Returns are intrinsically tax free since by nature these are equity funds wherein by law long-term gains (i.e. returns after one year investments) are tax free for all kinds of equity fund investments.

Create wealth ELSS Funds

As a stand-alone too the ELSS would come close to being an ideal equity investment. By default, the lock in period of 3 years almost ensures a front running wealth creation. The principle of systematically investing over time becomes compulsory here due to the mandatory lock in period and the impact of compounding ensures generous returns. This easy approach is open to all investors as the quantum of SIP and has been reduced substantially. The low risk taker and the risk averse as well as the daring investors with huge risk appetite can plunge with impunity to invest in these kinds of funds. The risk takers will also get the same amount of returns after the first 3 years after which many risk can be taken. ELSS combines the benefit of wealth creation in the long term with tax-saving making ELSS an ideal instrument for wealth creation.

Advantage of ELSS fundsover all other instruments

Anyone seeking to save taxes has a plethora of alternatives. Yet, most tax savers are deprived of these wonderful tax saving instruments due to wrong decisions. Yet, individuals often opt for fixed deposits with sub-optimal returns as the inflation eats away in the absence of benefit of compounding returns. Insurance investments summarily deplete due to agent’s commission. This happens mostly as investors usually wakeup in the charged months of March with attentive risks of grabbing the seemingly best offers. The pressure of deadlines also allows them to be gulled easily by the advisers. Herd decisions are the norm with the consequence of subpar returns looming large.
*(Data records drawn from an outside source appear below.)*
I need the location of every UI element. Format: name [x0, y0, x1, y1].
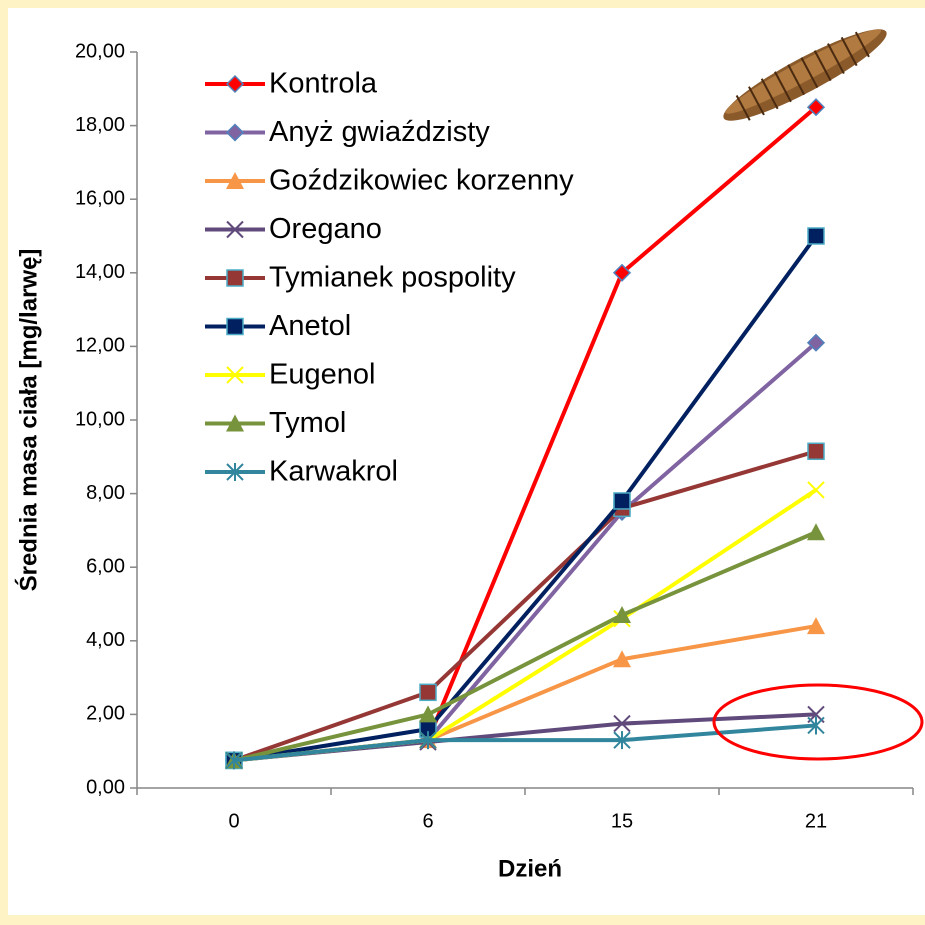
y-tick-label: 14,00	[75, 261, 125, 283]
legend-label: Eugenol	[269, 359, 375, 391]
legend-label: Tymol	[269, 407, 346, 439]
marker	[420, 684, 436, 700]
y-tick-label: 0,00	[86, 776, 125, 798]
x-tick-label: 6	[422, 810, 433, 832]
legend-label: Anyż gwiaździsty	[269, 116, 490, 148]
legend-label: Karwakrol	[269, 456, 398, 488]
legend-label: Kontrola	[269, 68, 378, 100]
y-tick-label: 2,00	[86, 703, 125, 725]
y-tick-label: 6,00	[86, 555, 125, 577]
y-tick-label: 10,00	[75, 408, 125, 430]
x-axis-title: Dzień	[498, 855, 562, 882]
x-tick-label: 15	[611, 810, 633, 832]
y-tick-label: 8,00	[86, 482, 125, 504]
y-tick-label: 4,00	[86, 629, 125, 651]
chart: Dzień Średnia masa ciała [mg/larwę] 0,00…	[0, 0, 925, 925]
legend-marker	[227, 270, 243, 286]
legend-label: Tymianek pospolity	[269, 262, 516, 294]
marker	[808, 443, 824, 459]
y-tick-label: 20,00	[75, 40, 125, 62]
legend-label: Goździkowiec korzenny	[269, 165, 574, 197]
legend-label: Anetol	[269, 310, 351, 342]
x-tick-label: 21	[805, 810, 827, 832]
legend-marker	[227, 319, 243, 335]
y-tick-label: 12,00	[75, 335, 125, 357]
y-tick-label: 16,00	[75, 187, 125, 209]
marker	[808, 228, 824, 244]
legend-label: Oregano	[269, 213, 382, 245]
y-tick-label: 18,00	[75, 114, 125, 136]
marker	[614, 493, 630, 509]
y-axis-title: Średnia masa ciała [mg/larwę]	[14, 249, 42, 592]
x-tick-label: 0	[228, 810, 239, 832]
The ideal investment decision is to plump for ELSS funds but after planning from much before. Without being hasty the best investments and ELSS funds become easy to choose. A fixed amount should be set aside for ELSS investments as is because salary-earners generally have fixed income and can generally plan it better. Its ideal tool for retirement planning as savings bank accounts will only erode it to next to nothingness. Savings are depleted at an unsavory rate due to the decline in the currency’s purchasing power as the prices rise on an average of about eight times in the average 25-year period through which a salaried employee saves.

ELSS could take care of the present needs as well. It is an ideal retirement planning tool as the risks of equity investment fall in the long term!